Xi'an set to regulate names of public places
Global Times

Xi'an, the capital city of Northwest China's Shaanxi Province, has recently started up a campaign against nonconforming names of places around the city. Most of the names with exaggerated and xenocentric descriptions come from residential communities and are opposed by local residents. 

After an investigation, the government of Weiyang District of the city released a list of 19 nonconforming names on its official website last Tuesday, 18 of which are names of resident communities.  

According to the government, most of those names are "exaggerated," "xenocentric," or "bizarre." For instance, nonconforming names on the list include "Capitol Hill," "European Aristocratic Family," "Jiajia Sport," "EE New City," "Paris Mansion," "Santiago Community," "East Rome's Garden," and "Champs-Elysées Community." 


"It is like parents wants to make their kids special through giving them special names," Cui Hansi, a Tianjin-based real estate insider told the Global Times on Monday. "Developers wants to attract potential consumers this way."

Cui also noted that many developers are now doing everything they can to make their projects sound as impressive as possible. However, this not only misleads the consumer; it also erodes the image of a city.
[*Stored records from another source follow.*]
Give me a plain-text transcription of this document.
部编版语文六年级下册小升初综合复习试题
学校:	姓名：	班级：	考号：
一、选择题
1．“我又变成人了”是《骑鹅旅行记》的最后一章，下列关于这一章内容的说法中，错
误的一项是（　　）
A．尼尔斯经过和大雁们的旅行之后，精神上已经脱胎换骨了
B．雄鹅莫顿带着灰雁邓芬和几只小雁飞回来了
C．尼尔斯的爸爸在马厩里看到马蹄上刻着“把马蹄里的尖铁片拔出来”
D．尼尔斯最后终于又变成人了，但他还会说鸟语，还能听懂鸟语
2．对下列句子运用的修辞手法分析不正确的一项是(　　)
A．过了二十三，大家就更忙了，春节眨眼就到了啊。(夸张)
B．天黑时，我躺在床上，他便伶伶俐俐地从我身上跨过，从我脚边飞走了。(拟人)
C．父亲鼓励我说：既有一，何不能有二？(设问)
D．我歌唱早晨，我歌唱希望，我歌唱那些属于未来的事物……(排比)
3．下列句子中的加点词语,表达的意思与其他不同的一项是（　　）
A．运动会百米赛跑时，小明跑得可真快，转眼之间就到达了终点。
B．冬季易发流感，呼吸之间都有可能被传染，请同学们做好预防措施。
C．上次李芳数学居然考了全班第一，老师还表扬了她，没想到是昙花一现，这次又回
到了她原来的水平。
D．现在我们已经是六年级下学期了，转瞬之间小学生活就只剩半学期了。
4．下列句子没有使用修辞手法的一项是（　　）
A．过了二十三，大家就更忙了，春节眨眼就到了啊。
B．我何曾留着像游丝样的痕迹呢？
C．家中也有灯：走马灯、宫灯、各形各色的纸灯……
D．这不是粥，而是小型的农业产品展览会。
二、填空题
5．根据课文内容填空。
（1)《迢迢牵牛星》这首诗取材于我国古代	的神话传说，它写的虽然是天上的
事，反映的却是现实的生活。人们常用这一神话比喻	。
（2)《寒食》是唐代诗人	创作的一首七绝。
According to a survey by Xi'an-based news outlet Huashang Daily, more than 70 percent of local citizens support the government's decision to regulate the names of public places as this can protect consumers when buying a house. Some residents in the "problem" communities said that the names of their communities were embarrassing. 

Since China was forced to open its market in the late Qing Dynasty (1644-1911) and began to integrate with the modern West after the reform and opening-up period began in 1978, some people have been blindly worshiping foreign things and fawn on foreign countries. However, in recent years, with the improvement of China's national strength and self-confidence, many people are calling for localization and less xenocentric behavior.

"Names should have Chinese characteristics. I don't know why they give a foreign name to our community; what a shame." a citizen surnamed Zhang told the Huashang Daily. 

Xi'an is not the first city that has decided to regulate local names. Cities in Shanxi, Guangdong, Zhejiang and Fujian provinces have also launched action against nonconforming names in urban developments, news site thepaper.cn reported.  

According to local news outlet xiancn.com, the regulations for naming of buildings in the city will be applied next month.